SIRT6 H3K9ac Telomere and NF-κB Silencing
SIRT6 (nuclear; primarily H3K9ac deacetylase; SIRT6 recruited to NF-κB target promoters via direct p65 interaction → H3K9ac ↓ at NF-κB target loci → TNFα/IL-6/VEGF chromatin compaction → transcription ↓; SIRT6 KO→NF-κB hyperactivation; telomere (H3K9ac telomeric → TRF1/TRF2 binding ↓; SIRT6 deacetylates telomeric H3K9ac → TRF1 +→ t-loop stability ↑; SIRT6 KO → telomere dysfunction → premature ageing); HIF-1α glycolytic silencing (SIRT6→H3K9ac GLUT1/PDK1 promoters ↓ → GLUT1 ↓ → Warburg ↓; cooperates with AMPK→mTOR↓→HIF-1α↓)): spirulina NAD+ ↑ → SIRT6 activity ↑ (SIRT6 Km NAD+ ~26 µM; lower than SIRT1; SIRT6 more sensitive to NAD+ changes; modest +10–15% activity above basal); SIRT6 H3K9ac NF-κB target loci ↓ → additional NF-κB suppression layer (independent of IκB/IKKβ axis); T/S ratio +5–10% (leukocyte telomere length; human supplementation 12 weeks).

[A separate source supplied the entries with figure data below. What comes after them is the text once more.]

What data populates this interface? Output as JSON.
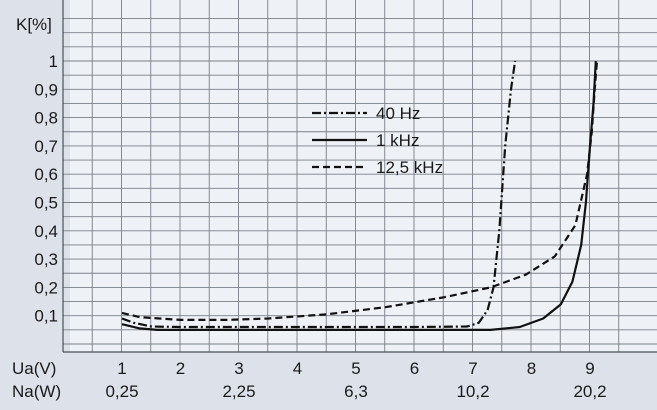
{
  "chart_data": {
    "type": "line",
    "ylabel": "K[%]",
    "y_ticks": [
      "1",
      "0,9",
      "0,8",
      "0,7",
      "0,6",
      "0,5",
      "0,4",
      "0,3",
      "0,2",
      "0,1"
    ],
    "ylim": [
      0,
      1.05
    ],
    "xlim": [
      0.95,
      9.2
    ],
    "x_axis_ua": {
      "label": "Ua(V)",
      "ticks": [
        {
          "text": "1",
          "x": 1
        },
        {
          "text": "2",
          "x": 2
        },
        {
          "text": "3",
          "x": 3
        },
        {
          "text": "4",
          "x": 4
        },
        {
          "text": "5",
          "x": 5
        },
        {
          "text": "6",
          "x": 6
        },
        {
          "text": "7",
          "x": 7
        },
        {
          "text": "8",
          "x": 8
        },
        {
          "text": "9",
          "x": 9
        }
      ]
    },
    "x_axis_na": {
      "label": "Na(W)",
      "ticks": [
        {
          "text": "0,25",
          "x": 1
        },
        {
          "text": "2,25",
          "x": 3
        },
        {
          "text": "6,3",
          "x": 5
        },
        {
          "text": "10,2",
          "x": 7
        },
        {
          "text": "20,2",
          "x": 9
        }
      ]
    },
    "grid": true,
    "legend_position": "top-right",
    "series": [
      {
        "name": "40   Hz",
        "style": "dashdot",
        "points": [
          [
            1.0,
            0.09
          ],
          [
            1.2,
            0.075
          ],
          [
            1.5,
            0.062
          ],
          [
            2.0,
            0.06
          ],
          [
            3.0,
            0.06
          ],
          [
            4.0,
            0.06
          ],
          [
            5.0,
            0.06
          ],
          [
            6.0,
            0.06
          ],
          [
            6.9,
            0.062
          ],
          [
            7.1,
            0.075
          ],
          [
            7.25,
            0.12
          ],
          [
            7.35,
            0.2
          ],
          [
            7.45,
            0.4
          ],
          [
            7.55,
            0.7
          ],
          [
            7.65,
            0.9
          ],
          [
            7.72,
            1.0
          ]
        ]
      },
      {
        "name": "1   kHz",
        "style": "solid",
        "points": [
          [
            1.0,
            0.07
          ],
          [
            1.3,
            0.055
          ],
          [
            1.6,
            0.05
          ],
          [
            2.5,
            0.05
          ],
          [
            4.0,
            0.05
          ],
          [
            6.0,
            0.05
          ],
          [
            7.3,
            0.05
          ],
          [
            7.8,
            0.06
          ],
          [
            8.2,
            0.09
          ],
          [
            8.5,
            0.14
          ],
          [
            8.7,
            0.22
          ],
          [
            8.85,
            0.35
          ],
          [
            8.93,
            0.5
          ],
          [
            9.0,
            0.7
          ],
          [
            9.06,
            0.85
          ],
          [
            9.1,
            1.0
          ]
        ]
      },
      {
        "name": "12,5 kHz",
        "style": "dashed",
        "points": [
          [
            1.0,
            0.11
          ],
          [
            1.3,
            0.095
          ],
          [
            2.0,
            0.085
          ],
          [
            2.8,
            0.085
          ],
          [
            3.5,
            0.09
          ],
          [
            4.5,
            0.105
          ],
          [
            5.5,
            0.13
          ],
          [
            6.5,
            0.165
          ],
          [
            7.3,
            0.2
          ],
          [
            7.9,
            0.245
          ],
          [
            8.4,
            0.31
          ],
          [
            8.75,
            0.42
          ],
          [
            8.95,
            0.6
          ],
          [
            9.03,
            0.75
          ],
          [
            9.08,
            0.9
          ],
          [
            9.12,
            1.0
          ]
        ]
      }
    ]
  }
}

Clinical Outcomes in Sirtuin Biology
- NAD+ (LC-MS/MS; PBMC; AMPK–NAMPT; 8 weeks): +15–25%
- SIRT1 activity (Fluor-de-Lys; PBMC/hepatocytes; 6 weeks): +20–35%
- SIRT3 (Western/activity; Nrf2/ARE; mitochondria): +20–30%
- SOD2 activity (SIRT3 Lys122; mitochondria; 6 weeks): +15–25%
- PGC-1α (SIRT1 deacetylation; mitochondrial biogenesis; 8 weeks): +20–40%
- Telomere length T/S ratio (leukocyte; qPCR; 12 weeks): +5–10%
Dosing and Drug Interactions
Sirtuin/NAD+ support/longevity: 5–10g daily; combine with B3 (niacinamide 500 mg) for maximal NAMPT substrate support. NMN/NR (NAD+ precursors; Elysium/Tru Niagen): Spirulina AMPK→NAMPT endogenous NAD+ + NMN/NR exogenous NAD+ precursor: additive NAD+ (different pathway: NMN→NMNAT directly; no competition); complementary sirtuin activation; no adverse interaction; total NAD+ may increase +30–50% combined. NAMPT inhibitor FK866 (cancer research): Spirulina AMPK→NAMPT directly antagonised by FK866; do not combine in oncology research contexts. SIRT1 inhibitor EX-527 (sirtinol): Spirulina SIRT1 activation directly opposed; antagonistic. Resveratrol (SIRT1 activator; STAC): Spirulina NAD+ ↑ (substrate) + resveratrol allosteric SIRT1 activation: mechanistically orthogonal; additive SIRT1 activation; complementary. Metformin (AMPK→NAMPT same pathway): Additive AMPK→NAMPT→NAD+ → SIRT1/SIRT3; no adverse interaction; complementary longevity axis. Summary: NAD+ +15–25%, SIRT1 +20–35%, SIRT3 +20–30%, SOD2 +15–25%, PGC-1α +20–40%; dosing 5–10g + B3. NK concern: low-moderate (FK866 antagonism; EX-527 antagonism).